|TITLE||Piccolo Mondo (Small World)|
|SOUND||Francesco Gatti e Nicola Piovanello|
|PRODUCTION||Gattopicchio, Kansassìti e Mediateca Digitale della Maremma|
I seem to recognize the eternal premises of fascism precisely in being provincial (…). We cannot fight fascism without identifying it with our stupid, mean, unrealistic part, a part that has no political party (…), because that part is within each of us. Federico Fellini
Small World is the name of a stilt-house style restaurant built in the 60s in a small town on the Tuscan coast of the Tyrrhenian Sea called Follonica. The restaurant was constructed following the American capitalist myth based on unbridled overbuilding during the years of the economic boom. The city’s clusters of large buildings, factories, and tourist spaces became the emblem of a unified, standardized, and massified population that does not welcome diversity.
In this coastal town, a protest movement called L’Onda was created to prevent the Municipality’s initiative to allocate three hectares of land, fully equipped with both water and energy connections, to two Roma families.
The movement was founded by the leader of said group Dario Piermaria, who gathered 13,000 members mainly through Facebook. The movement sparks a phenomenon and an “Italianness” is demanded that must be defended and respected. Dario, raised by a communist family in the 1970s, inherits the errors of a political class, which, although moved by ideals of democracy and equality, then stumbled upon capitalist corruption, guilty of orphaning future generations.

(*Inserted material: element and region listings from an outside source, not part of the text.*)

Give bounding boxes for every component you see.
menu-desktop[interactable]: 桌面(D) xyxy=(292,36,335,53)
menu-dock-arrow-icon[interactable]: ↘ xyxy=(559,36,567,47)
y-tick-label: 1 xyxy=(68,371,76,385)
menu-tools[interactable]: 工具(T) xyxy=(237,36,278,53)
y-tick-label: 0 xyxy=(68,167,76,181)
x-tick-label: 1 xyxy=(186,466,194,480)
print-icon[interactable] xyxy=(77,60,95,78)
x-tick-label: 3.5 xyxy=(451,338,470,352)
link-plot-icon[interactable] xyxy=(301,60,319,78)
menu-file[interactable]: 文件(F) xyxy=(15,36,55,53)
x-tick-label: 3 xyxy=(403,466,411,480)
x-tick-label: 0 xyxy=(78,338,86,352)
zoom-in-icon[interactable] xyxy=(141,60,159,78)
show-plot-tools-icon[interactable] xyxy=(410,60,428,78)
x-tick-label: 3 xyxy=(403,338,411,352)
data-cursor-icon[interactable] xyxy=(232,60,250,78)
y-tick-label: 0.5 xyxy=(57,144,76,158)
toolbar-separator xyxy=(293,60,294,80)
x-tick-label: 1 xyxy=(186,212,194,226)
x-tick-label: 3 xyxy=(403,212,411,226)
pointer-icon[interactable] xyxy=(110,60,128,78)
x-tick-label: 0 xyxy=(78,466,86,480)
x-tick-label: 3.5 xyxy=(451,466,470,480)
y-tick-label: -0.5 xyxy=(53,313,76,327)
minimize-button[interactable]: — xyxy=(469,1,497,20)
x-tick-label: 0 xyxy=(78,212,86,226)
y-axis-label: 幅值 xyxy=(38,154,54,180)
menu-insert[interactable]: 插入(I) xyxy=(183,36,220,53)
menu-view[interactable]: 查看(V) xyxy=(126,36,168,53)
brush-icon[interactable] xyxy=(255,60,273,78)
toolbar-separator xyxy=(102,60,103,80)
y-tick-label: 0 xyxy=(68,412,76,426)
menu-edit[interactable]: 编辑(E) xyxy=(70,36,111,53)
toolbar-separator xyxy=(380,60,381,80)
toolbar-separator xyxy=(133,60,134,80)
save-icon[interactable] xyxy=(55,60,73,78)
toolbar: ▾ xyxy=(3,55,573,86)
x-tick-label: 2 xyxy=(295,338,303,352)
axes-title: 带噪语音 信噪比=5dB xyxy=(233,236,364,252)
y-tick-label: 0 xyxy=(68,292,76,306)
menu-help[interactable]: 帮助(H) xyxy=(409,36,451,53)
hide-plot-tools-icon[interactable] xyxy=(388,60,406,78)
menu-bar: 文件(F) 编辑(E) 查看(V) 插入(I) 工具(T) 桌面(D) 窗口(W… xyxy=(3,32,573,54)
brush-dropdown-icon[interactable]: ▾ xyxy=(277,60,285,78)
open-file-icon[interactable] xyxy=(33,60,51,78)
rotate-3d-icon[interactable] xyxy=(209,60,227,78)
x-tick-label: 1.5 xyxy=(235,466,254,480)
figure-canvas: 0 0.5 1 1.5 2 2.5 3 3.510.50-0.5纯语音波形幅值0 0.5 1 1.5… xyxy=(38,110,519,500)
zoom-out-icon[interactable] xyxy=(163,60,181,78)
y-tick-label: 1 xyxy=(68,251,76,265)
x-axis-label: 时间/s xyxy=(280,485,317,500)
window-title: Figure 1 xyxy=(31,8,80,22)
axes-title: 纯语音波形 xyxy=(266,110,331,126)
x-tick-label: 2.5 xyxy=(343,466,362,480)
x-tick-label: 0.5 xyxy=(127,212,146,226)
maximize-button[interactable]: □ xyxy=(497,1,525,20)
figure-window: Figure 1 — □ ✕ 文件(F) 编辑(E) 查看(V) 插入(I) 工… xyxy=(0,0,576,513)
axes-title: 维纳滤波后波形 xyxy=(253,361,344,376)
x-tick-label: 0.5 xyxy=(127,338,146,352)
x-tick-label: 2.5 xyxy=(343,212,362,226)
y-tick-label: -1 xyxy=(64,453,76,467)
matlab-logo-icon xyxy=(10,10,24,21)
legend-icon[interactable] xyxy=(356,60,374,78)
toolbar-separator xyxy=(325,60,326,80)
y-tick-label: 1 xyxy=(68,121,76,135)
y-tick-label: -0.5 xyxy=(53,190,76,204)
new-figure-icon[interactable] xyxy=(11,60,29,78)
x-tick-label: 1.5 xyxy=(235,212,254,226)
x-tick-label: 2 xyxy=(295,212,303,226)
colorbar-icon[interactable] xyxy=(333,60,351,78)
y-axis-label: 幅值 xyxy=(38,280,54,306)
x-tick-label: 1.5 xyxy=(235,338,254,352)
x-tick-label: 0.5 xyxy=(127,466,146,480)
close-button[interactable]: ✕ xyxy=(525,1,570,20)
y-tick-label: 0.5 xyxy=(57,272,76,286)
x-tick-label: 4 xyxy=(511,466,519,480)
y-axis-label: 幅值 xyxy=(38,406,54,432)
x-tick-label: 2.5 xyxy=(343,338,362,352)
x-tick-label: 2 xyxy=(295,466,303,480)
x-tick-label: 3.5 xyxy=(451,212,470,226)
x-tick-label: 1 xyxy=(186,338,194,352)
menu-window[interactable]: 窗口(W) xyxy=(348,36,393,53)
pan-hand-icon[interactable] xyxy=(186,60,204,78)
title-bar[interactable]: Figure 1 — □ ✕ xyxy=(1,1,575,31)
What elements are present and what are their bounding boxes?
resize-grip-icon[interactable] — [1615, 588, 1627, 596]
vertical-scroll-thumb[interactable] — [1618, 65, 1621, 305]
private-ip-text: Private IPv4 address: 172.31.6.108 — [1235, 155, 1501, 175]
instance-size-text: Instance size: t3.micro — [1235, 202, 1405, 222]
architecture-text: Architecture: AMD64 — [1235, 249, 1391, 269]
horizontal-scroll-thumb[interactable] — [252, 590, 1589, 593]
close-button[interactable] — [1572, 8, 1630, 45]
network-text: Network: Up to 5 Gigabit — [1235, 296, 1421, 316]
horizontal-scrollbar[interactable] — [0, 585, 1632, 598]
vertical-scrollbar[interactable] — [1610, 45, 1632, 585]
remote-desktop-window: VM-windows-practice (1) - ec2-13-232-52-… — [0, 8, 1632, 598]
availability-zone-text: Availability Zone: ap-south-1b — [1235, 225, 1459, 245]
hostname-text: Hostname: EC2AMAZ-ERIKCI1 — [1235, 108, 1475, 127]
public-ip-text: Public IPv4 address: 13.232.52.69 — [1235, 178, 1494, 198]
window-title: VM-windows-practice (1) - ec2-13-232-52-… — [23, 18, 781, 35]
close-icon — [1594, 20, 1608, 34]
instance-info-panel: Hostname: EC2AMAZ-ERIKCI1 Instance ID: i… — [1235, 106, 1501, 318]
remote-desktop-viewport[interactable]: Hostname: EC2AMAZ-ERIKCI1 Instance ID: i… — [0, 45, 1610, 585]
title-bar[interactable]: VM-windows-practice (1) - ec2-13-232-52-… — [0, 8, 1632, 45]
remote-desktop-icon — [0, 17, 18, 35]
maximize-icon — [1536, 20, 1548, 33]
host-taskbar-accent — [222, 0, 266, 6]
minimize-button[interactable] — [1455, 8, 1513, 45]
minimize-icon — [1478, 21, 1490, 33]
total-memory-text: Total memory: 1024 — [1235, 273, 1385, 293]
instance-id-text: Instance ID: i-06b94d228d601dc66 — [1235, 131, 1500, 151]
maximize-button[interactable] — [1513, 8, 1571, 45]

Then there is Fabio who, despite not championing any particular ideology, is shrouded by ignorance originating from a poor upbringing made up of phrases stolen from the writer Fabio Volo.
In fact, it is precisely the lives of Dario, Fabio, and the Roma in a city that do not remain in the background, but that dictates the punctuation of the meanings of our film, to formulate the implicitly ambiguous question: where do the premises of fascism come from?
After all, the ambivalence of the question leads to an answer that confirms the elusiveness of the social good also expressed by the figure of the elderly master, fascinating in his deliberately whimsical lifestyle, so much so as to recall poetic images then destroyed by the crudeness of his ideas.
Only the Roma children, who play and mourn in the absence of their mother, evoke an innocence close to good, but already marked by evil.
“Francesca where are you? Where are you?” Adrian yells as he plays hide and seek with his sister. Francesca finds herself in a future where her story as a child and a dream has already been lost.
Cinzia Canneri is a photojournalist who documents social issues related to the exploitation of workers, health problems, immigration and gender.
Her story “Women’s bodies as battlefieldies” has received the Camille Lepage award at the Visa Pour l-Image in Perpignan and the first place at Issue Reporting Stories POYi (Pictures of the Year International) in 2022. Instead, her project “Like two wings” on asbestos victims received an award for excellence at the POYi in Science and Natural History Picture Story in 2016 and the first place for Best Portfolio at the Umbria World Fest Award in 2019.
She published in international magazines such as Lens New York Times, Days Japan, 6mois, XLsemanal, Aftenposten, Internazionale, Mind and Open Migration. She is also a photography artistic director of the FolloWme social art Festival in Follonica (Tuscany).
In recent years, her interest has broadened to documentary filmmaking and she has made a film about an incident of racism that occurred in her home town. A project that analyzed the social dynamics of racism through an intimate account of the people and the city itself.